Le 28 février, Singapour a dévoilé sa première stratégie spatiale nationale, affirmant sa place sur la scène mondiale du secteur spatial. Cette stratégie donne la plus haute importance à la recherche et au développement, à la culture des talents et aux partenariats internationaux. De plus, elle offre de nouvelles possibilités de collaboration avec l’industrie spatiale canadienne.
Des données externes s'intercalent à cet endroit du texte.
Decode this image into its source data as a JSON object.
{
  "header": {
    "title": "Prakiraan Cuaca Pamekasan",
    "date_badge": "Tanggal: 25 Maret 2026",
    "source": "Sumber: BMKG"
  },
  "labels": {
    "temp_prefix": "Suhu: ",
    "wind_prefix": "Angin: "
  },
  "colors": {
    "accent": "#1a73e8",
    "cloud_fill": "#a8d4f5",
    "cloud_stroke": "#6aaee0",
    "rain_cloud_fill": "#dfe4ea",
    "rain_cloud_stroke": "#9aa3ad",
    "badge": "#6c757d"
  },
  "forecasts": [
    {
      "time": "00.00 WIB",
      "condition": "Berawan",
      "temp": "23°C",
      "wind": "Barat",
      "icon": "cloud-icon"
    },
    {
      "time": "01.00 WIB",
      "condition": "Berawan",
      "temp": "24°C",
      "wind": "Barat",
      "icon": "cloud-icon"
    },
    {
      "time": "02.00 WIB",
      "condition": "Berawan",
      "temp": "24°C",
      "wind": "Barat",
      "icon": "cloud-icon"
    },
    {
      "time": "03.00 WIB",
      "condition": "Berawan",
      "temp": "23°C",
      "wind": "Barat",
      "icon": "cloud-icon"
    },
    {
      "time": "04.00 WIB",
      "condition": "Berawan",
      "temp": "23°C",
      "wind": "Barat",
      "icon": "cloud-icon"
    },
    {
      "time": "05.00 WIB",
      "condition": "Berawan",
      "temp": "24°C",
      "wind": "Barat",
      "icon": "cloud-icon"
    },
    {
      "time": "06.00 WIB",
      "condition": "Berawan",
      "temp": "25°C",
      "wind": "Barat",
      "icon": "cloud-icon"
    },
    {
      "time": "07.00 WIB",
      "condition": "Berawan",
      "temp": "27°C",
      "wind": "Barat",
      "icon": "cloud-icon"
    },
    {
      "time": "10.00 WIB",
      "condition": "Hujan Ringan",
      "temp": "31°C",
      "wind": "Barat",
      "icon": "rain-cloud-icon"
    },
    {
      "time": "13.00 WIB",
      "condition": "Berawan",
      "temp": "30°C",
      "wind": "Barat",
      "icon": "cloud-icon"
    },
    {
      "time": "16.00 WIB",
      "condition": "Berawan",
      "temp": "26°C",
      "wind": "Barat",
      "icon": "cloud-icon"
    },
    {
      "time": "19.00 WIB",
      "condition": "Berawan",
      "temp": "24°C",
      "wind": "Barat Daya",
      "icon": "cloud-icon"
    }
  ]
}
Le renforcement des liens avec Singapour et la région de l’Asie du Sud-Est pourrait aider le Canada à diversifier ses partenariats spatiaux, en particulier dans les domaines de la recherche spatiale, de la technologie des satellites et de l’utilisation durable de l’espace.

En bref

  • La nouvelle stratégie spatiale de Singapour se fonde sur trois piliers : stimuler l’innovation dans le secteur, encourager les partenariats internationaux pour une utilisation sûre et durable de l’espace, et développer des programmes spatiaux spécialisés dans les domaines de l’aviation, de la marine, de la connectivité liée aux technologies de la communication et de la durabilité, ce qui inclut la surveillance et l’aide en cas de catastrophe. 

  • Cette stratégie a été mise en place après qu’un investissement de 162 millions de dollars canadiens (150 millions de dollars singapouriens) a été consacré au programme national de développement des technologies spatiales, lancé en 2022. L’OSTIn (Office for Space Technology & Industry) s’est engagé à verser 65 millions de dollars canadiens (60 millions de dollars singapouriens) supplémentaires au cours des deux prochaines années pour renforcer l’écosystème de Singapour dans le domaine de la technologie des satellites et de la recherche spatiale.

  • La nouvelle stratégie et le soutien financier supplémentaire renforceront le statut de Singapour en tant que centre névralgique du secteur spatial en plein essor en Asie du Sud-Est. La cité-État accueille déjà des bureaux régionaux de grandes sociétés de satellites, dont Telesat, basée à Ottawa. 

  • L’ambition grandissante des autres pays de l’Association des Nations de l’Asie du Sud-Est (ANASE) offre à Ottawa l’occasion de diversifier et d’étendre ses partenariats spatiaux. Contrairement à d’autres acteurs majeurs du secteur spatial tels que la Chine, le Japon et l’Inde, le Canada n’a pas encore établi de partenariats spatiaux complets avec ses homologues d’Asie du Sud-Est.


Les conséquences

Grâce à l’accord qu’ils ont signé en mai 2024, le Canada et Singapour peuvent renforcer leur collaboration bilatérale dans les secteurs de la recherche, de la technologie et de l’innovation. Cet accord prévoit de renforcer la collaboration dans le domaine des innovations émergentes, notamment l’intelligence artificielle, les technologies numériques, la biotechnologie et les technologies vertes. Bien que leur déclaration commune ne fasse pas spécifiquement référence à des projets liés à l’espace, l’accent mis sur les technologies innovantes laisse entrevoir un potentiel de collaboration dans le domaine de la technologie et de la recherche spatiales.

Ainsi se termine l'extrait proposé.